BTC Pipeline Continues at Center of Negotiations
Transit of oil through the Baku-Novorossiisk pipeline continues to be a problematic affair. Since the beginning of the month, the pipeline has been shut down three times. The reasons given are the age of the Russian section of the pipeline and defects in its reconstruction as well as theft of oil along the Chechen part of the route. Although the Azerbaijan International Operating Company (AIOC) says it intends to continue cooperation with the Russian oil pipeline operator Transneft to use the route, the decision to seek other routes such as Baku-Supsa seems now well justified. However, it is clear that Baku-Supsa can only be a temporary bypass in its present state and that the early oil pipeline is unlikely to satisfy all export needs even if upgraded and expanded.
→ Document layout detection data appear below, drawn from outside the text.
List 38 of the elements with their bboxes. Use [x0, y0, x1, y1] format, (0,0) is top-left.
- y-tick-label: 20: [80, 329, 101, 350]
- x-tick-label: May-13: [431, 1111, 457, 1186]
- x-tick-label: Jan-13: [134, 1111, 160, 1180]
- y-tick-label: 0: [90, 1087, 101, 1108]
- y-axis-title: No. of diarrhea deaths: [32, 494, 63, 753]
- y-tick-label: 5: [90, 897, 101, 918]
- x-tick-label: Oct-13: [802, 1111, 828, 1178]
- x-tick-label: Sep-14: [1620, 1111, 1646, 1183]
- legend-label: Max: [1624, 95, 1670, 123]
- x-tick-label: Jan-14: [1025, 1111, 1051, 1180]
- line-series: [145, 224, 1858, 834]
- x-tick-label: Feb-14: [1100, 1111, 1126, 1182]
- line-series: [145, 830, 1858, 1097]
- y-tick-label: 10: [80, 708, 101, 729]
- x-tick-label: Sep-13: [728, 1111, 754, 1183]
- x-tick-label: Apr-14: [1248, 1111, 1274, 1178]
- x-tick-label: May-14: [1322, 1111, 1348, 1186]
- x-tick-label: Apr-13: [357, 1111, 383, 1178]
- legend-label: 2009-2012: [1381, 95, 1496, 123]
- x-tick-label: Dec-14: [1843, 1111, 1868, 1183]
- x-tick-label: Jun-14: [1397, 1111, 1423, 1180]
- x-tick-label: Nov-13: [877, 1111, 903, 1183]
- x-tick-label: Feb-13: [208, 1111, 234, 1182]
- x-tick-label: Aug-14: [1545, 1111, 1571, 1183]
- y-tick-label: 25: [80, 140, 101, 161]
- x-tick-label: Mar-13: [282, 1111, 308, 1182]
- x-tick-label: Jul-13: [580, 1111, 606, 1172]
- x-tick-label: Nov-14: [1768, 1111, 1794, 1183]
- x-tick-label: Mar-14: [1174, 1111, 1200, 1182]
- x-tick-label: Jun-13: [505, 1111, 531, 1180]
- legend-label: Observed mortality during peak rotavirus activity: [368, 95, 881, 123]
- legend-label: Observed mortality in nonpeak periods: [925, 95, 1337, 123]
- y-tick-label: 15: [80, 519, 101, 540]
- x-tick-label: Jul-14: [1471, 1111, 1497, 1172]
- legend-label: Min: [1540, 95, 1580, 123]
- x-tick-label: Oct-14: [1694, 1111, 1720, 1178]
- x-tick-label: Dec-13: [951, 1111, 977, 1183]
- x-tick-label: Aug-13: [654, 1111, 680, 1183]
Consequently, negotiations on the Baku-Ceyhan pipeline continue to plod along in workmanlike fashion. The Istanbul Protocol, signed in April to forestall delay during the political transition and installation of a new government in Turkey, envisions an intergovernmental agreement, a host-government agreement and a Turkish guarantee as to the maximum cost of the pipeline. The U.S. official spearheading the effort, Richard Morningstar, hopes that negotiations will culminate in success by July. Once this legal framework is set in place, feasibility studies and a financing package would follow.
According to negotiators, the recent progress on Baku-Ceyhan is the result of oil companies’ recognition that sending tankers through the Turkish Straits is not a long-term option. A better explanation may be that Turkey has been able to go some distance towards capping the liability of foreign investors for the construction of the Baku-Ceyhan pipeline. Indeed, the agreement between Azerbaijan and Turkey sets the cost of constructing the Baku-Ceyhan pipeline (with a capacity of 50 million tons per year) at US$2.4 billion, significantly closer to the lower end of the range of estimates.
Moreover, the results of the recent elections in Turkey make it easier to implement legal revisions (possibly requiring even constitutional changes) allowing investors to repatriate profits and permitting certain changes in the structure of the Turkish electricity production industry described in this space last month. Undoubtedly, another factor of equal weight is the fact that construction of a segment of the Caspian Pipeline Consortium (CPC) oil export line from the Tengiz field in northwestern Kazakhstan to Novorossiisk across southern Russia is actually scheduled to start this month.
Meanwhile, another pipeline project–this one envisioning the transport of natural gas from Turkmenistan on the eastern shore of the Caspian to Turkey through Azerbaijan and Georgia–is under advanced negotiations. It is still necessary to set in place the taxation schemes, foreign exchange rules and dispute resolution mechanisms before this contract will come to fruition. According to the most optimistic estimates, the pipeline would begin operating in 2002 or 2003.
However, the fate of this project might depend upon agreement between Turkmenistan and Azerbaijan on the division of disputed Caspian oilfields. That in turn would require political accord at the highest level, between Presidents Heidar Aliev and Saparmurad Niyazov. But the former’s hospitalization, first in Turkey earlier this year and then for an operation in Cleveland during his visit to the United States for NATO’s 50th-anniversary celebrations, highlights the dependence of the American diplomacy upon Aliev personally for the success of its Caspian policy. Azerbaijan still has to implement initiatives ranging from pipelines to privatization, and Aliyev alone holds the power to approve their going forward. He has not decentralized or devolved decision-making power or responsibility since his re-election as president last fall.
Meanwhile, disputes between Azerbaijan and Iran over claims to the Caspian offshore zone continue to fester. Aliyev’s last official act before entering hospital in Cleveland was to sign contracts for exploration of three territories in the Caspian disputed by Iran. The demarcation of zones in the Caspian is still not definitively regulated by international law. Azerbaijan continues to maintain that agreements from the Soviet era in the 1920s and 1940s locate the Iranian zone, but Iran continues to disagree in principle with the idea of dividing the Caspian Sea into national sectors.
However, the Turkmenistani government’s agreement with Baku on the trans-Caspian gas pipeline means that Ashgabat accepts the U.S. contention that there should be no “common” sectors, even in the center of the sea as once proposed by Russia. American law prohibits participation by U.S. companies in any projects that return profit to Iran, such as would be the case if Iran were a stake-holder in a “common” Caspian Sea sector. Kazakhstan once supported the “common heritage” position but now in practice supports the principle of national sectors, as its demarcation of boundaries with Russia in the northern Caspian last year illustrates.